In 2015, the U.S. Supreme Court legalized same-sex marriages in all 50 states. The landmark decision concludes, “No union is more profound than marriage … Their hope is not to be condemned to live in loneliness, excluded from one of civilization’s oldest institutions. They ask for equal dignity in the eyes of the law. The Constitution grants them that right.”
Married gay couples in Florida now enjoy the same rights and options as opposite-sex couples, such as access to proper estate planning and tax benefits. Estate planning may need special crafting for same-sex couples and LGBT families.

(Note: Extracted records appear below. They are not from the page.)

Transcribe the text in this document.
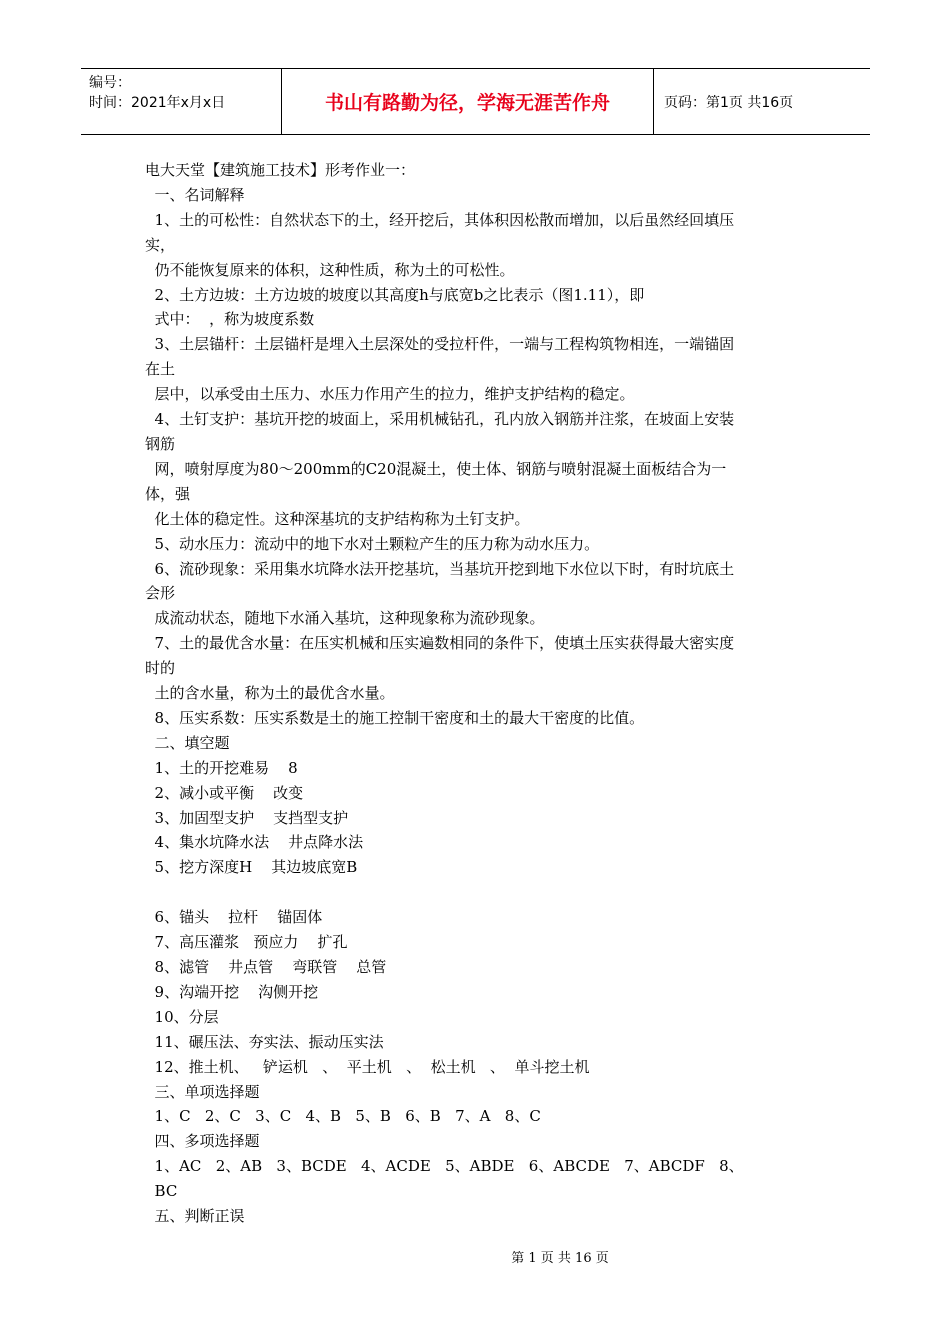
编号：
时间：2021年x月x日	书山有路勤为径，学海无涯苦作舟	页码：第1页 共16页
电大天堂【建筑施工技术】形考作业一：
一、名词解释
1、土的可松性：自然状态下的土，经开挖后，其体积因松散而增加，以后虽然经回填压
实，
仍不能恢复原来的体积，这种性质，称为土的可松性。
2、土方边坡：土方边坡的坡度以其高度h与底宽b之比表示（图1.11），即
式中：  ，称为坡度系数
3、土层锚杆：土层锚杆是埋入土层深处的受拉杆件，一端与工程构筑物相连，一端锚固
在土
层中，以承受由土压力、水压力作用产生的拉力，维护支护结构的稳定。
4、土钉支护：基坑开挖的坡面上，采用机械钻孔，孔内放入钢筋并注浆，在坡面上安装
钢筋
网，喷射厚度为80～200mm的C20混凝土，使土体、钢筋与喷射混凝土面板结合为一
体，强
化土体的稳定性。这种深基坑的支护结构称为土钉支护。
5、动水压力：流动中的地下水对土颗粒产生的压力称为动水压力。
6、流砂现象：采用集水坑降水法开挖基坑，当基坑开挖到地下水位以下时，有时坑底土
会形
成流动状态，随地下水涌入基坑，这种现象称为流砂现象。
7、土的最优含水量：在压实机械和压实遍数相同的条件下，使填土压实获得最大密实度
时的
土的含水量，称为土的最优含水量。
8、压实系数：压实系数是土的施工控制干密度和土的最大干密度的比值。
二、填空题
1、土的开挖难易    8
2、减小或平衡    改变
3、加固型支护    支挡型支护
4、集水坑降水法    井点降水法
5、挖方深度H    其边坡底宽B
6、锚头    拉杆    锚固体
7、高压灌浆   预应力    扩孔
8、滤管    井点管    弯联管    总管
9、沟端开挖    沟侧开挖
10、分层
11、碾压法、夯实法、振动压实法
12、推土机、   铲运机   、  平土机   、  松土机   、  单斗挖土机
三、单项选择题
1、C   2、C   3、C   4、B   5、B   6、B   7、A   8、C
四、多项选择题
1、AC   2、AB   3、BCDE   4、ACDE   5、ABDE   6、ABCDE   7、ABCDF   8、
BC
五、判断正误
第 1 页 共 16 页
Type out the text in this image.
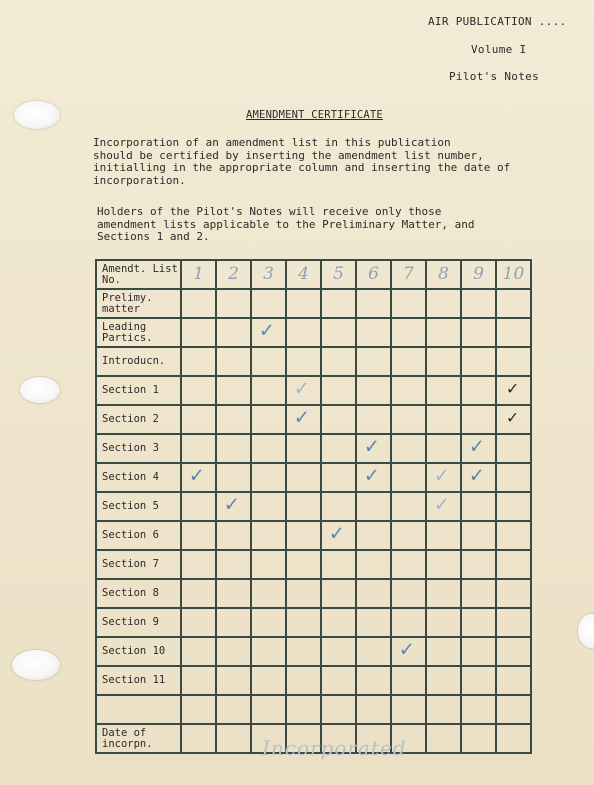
AIR PUBLICATION ....
Volume I
Pilot's Notes
AMENDMENT CERTIFICATE
Incorporation of an amendment list in this publication
should be certified by inserting the amendment list number,
initialling in the appropriate column and inserting the date of
incorporation.
Holders of the Pilot's Notes will receive only those
amendment lists applicable to the Preliminary Matter, and
Sections 1 and 2.
Amendt. List No.	1	2	3	4	5	6	7	8	9	10
Prelimy. matter										
Leading Partics.			✓							

Introducn.										
Section 1				✓						✓

Section 2				✓						✓

Section 3						✓			✓	

Section 4	✓					✓		✓	✓	

Section 5		✓						✓		

Section 6					✓					

Section 7										
Section 8										
Section 9										
Section 10							✓			

Section 11										

Date of incorpn.											Incorporated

Challenges to same-sex couples’ estate planning
Same-sex couples may have unique estate planning issues that require special safeguards. For example, interference from unsupportive family members may result in:
- Contested wills
- Custody battles over non-biological children
- Undermining a spouse’s ability to make medical and financial decisions for a partner
Comprehensive LGBT Estate Planning
Careful estate planning for same-sex couples may include:
- Wills and trusts to transfer your property at death
- Powers of attorney and health care surrogates
- Living wills and health care directives
- Life estate deeds that pass property automatically to a designated recipient
- Stepparent adoption process
The LGBT community has worked relentlessly and passionately to achieve legitimacy and equal rights. If you are a same-sex couple—married or domestic partners—you can secure your hard-earned assets and the well-being of your children by educating yourselves regarding your estate planning options. Astute estate planning can provide protection and peace of mind for you and your family.